If you do cancel your permission to use and disclose your information, your part in this study will end and no further information about you will be collected. Your cancellation would not affect information already collected in this study.


  1. What other things should you know about this research study?


    1. What is the Institutional Review Board (IRB) and how does it protect you?

The University of Hawaii Committee on Human Subjects/IRB is made up of doctors, nurses, ethicist, non-scientist and people from the local community.


The IRB reviews human research studies. It protects the rights and welfare of the people taking part in those studies. You may contact the IRB if you have questions about your rights as a participant or if you think you have not been treated fairly. The UH Committee on Human Subjects number is (808) 956-5007.

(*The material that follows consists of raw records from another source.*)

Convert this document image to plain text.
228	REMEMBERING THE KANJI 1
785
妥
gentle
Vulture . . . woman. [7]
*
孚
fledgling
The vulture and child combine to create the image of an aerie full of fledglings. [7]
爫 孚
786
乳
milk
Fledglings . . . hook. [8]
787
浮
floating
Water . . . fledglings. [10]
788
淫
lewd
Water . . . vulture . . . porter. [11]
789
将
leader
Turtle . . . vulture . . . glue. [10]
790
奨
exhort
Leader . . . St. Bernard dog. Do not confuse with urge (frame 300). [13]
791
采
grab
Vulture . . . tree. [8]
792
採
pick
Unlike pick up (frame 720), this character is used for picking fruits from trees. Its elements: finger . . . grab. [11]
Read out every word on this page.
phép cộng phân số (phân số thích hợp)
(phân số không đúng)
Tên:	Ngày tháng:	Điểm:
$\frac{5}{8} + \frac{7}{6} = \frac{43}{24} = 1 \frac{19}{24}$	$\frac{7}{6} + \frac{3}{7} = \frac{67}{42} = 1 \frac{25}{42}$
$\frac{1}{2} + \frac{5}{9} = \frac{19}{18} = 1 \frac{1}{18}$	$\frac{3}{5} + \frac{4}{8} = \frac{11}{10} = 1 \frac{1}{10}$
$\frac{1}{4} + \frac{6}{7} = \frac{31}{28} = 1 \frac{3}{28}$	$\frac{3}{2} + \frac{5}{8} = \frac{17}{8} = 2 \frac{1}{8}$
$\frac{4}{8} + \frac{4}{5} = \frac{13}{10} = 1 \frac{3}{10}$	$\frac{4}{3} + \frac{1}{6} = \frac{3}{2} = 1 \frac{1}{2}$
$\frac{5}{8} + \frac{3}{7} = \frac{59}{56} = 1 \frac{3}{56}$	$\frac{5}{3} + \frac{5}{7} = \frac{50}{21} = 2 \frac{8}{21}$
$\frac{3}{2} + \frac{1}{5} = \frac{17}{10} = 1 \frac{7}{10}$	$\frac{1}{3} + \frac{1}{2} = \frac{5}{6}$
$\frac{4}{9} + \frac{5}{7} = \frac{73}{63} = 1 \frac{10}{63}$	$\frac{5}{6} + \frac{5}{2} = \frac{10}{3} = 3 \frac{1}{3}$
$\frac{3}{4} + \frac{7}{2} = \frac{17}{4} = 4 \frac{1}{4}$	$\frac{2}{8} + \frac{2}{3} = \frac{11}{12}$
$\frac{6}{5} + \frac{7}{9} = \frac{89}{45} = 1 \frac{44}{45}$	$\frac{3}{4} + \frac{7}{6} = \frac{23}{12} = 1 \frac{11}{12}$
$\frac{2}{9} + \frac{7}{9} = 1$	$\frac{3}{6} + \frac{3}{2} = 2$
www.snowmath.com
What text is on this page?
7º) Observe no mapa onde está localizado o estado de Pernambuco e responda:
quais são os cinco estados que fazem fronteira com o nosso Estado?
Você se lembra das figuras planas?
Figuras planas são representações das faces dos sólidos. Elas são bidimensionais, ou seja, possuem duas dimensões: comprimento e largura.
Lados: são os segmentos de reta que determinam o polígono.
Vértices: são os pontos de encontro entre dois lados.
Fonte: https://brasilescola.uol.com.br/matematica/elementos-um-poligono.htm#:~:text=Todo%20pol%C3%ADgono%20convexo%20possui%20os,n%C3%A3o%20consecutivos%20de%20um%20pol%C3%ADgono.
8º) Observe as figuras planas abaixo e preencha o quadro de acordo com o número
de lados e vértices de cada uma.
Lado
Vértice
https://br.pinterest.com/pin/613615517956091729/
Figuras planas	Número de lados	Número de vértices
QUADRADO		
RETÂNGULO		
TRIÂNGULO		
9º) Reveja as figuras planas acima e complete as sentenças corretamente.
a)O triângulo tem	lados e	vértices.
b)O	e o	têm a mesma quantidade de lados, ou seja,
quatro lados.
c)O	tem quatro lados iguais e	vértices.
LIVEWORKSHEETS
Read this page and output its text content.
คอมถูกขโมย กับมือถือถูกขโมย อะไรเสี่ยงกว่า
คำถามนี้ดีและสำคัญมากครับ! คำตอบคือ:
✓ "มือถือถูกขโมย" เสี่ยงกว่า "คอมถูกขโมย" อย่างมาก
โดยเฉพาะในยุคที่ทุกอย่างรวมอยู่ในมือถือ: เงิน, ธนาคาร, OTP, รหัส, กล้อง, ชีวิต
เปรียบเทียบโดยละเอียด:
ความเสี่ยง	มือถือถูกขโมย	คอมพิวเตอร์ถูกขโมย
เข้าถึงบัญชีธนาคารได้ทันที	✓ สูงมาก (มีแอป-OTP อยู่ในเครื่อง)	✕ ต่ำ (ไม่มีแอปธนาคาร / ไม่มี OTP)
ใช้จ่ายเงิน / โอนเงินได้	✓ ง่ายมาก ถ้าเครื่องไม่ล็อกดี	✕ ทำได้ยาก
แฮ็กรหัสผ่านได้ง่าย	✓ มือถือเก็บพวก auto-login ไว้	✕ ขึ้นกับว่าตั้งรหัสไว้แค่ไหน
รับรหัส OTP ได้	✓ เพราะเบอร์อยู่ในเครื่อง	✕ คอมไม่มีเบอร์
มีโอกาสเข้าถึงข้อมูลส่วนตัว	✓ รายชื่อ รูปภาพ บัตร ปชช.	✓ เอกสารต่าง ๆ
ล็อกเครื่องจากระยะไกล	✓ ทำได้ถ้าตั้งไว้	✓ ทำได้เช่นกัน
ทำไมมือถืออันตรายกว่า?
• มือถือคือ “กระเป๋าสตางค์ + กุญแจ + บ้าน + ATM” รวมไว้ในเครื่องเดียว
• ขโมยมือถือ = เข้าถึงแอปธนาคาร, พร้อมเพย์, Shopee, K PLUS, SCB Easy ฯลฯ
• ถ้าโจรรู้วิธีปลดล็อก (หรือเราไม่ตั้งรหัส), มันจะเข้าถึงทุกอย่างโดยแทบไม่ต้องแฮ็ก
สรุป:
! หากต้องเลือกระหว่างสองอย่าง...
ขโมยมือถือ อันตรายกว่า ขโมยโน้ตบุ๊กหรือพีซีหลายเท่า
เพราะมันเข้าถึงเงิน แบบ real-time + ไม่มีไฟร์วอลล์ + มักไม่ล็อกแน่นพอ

    1. What do you do if you have questions about the study?

Call the principal investigator (PI), Dr. Elizabeth McFarlane (808) 692-1913. You may also call the UH Committee on Human Subjects at (808) 956-5007.


    1. What happens to Data that are collected in the study?

Data and saliva collected during this study are important to both this study and to future research.


If you join this study:

  • You will not own the data given by you to the investigators for this research.

  • Both University of Hawaii School of Medicine and any sponsor of this research may study your data collected from you.

  • If data are in a form that identifies you, University of Hawaii School of Medicine may use them for future research only with your consent or IRB approval.

  • You will not own any product or idea created by the researchers working on this study.

  • You will not receive any financial benefit from the creation, use or sale of such a product or idea.


  1. What does your signature on this consent form mean?

Your signature on this form means that:

  • you understand the information given to you in this form

  • you accept the provisions in the form

  • you agree to join the study

  • You will not give up any legal rights by signing this consent form.

WE WILL GIVE YOU A COPY OF THIS SIGNED AND DATED CONSENT FORM




__________________________________________________________________________________________________________________________

Participant’s First/Last Name (Printed)



__________________________________________________________________________________________________________________________

Signature of Participant Date


_________________________________________________________________________________________

Signature of Person Obtaining Consent Date



NOTE: A COPY OF THE SIGNED, DATED CONSENT FORM MUST BE KEPT BY THE PRINCIPAL INVESTIGATOR AND A COPY MUST BE GIVEN TO THE PARTICIPANT; AND, IF APPROPRIATE A COPY OF THE CONSENT FORM MUST BE PLACED IN THE PARTICIPANT‘S MEDICAL RECORD.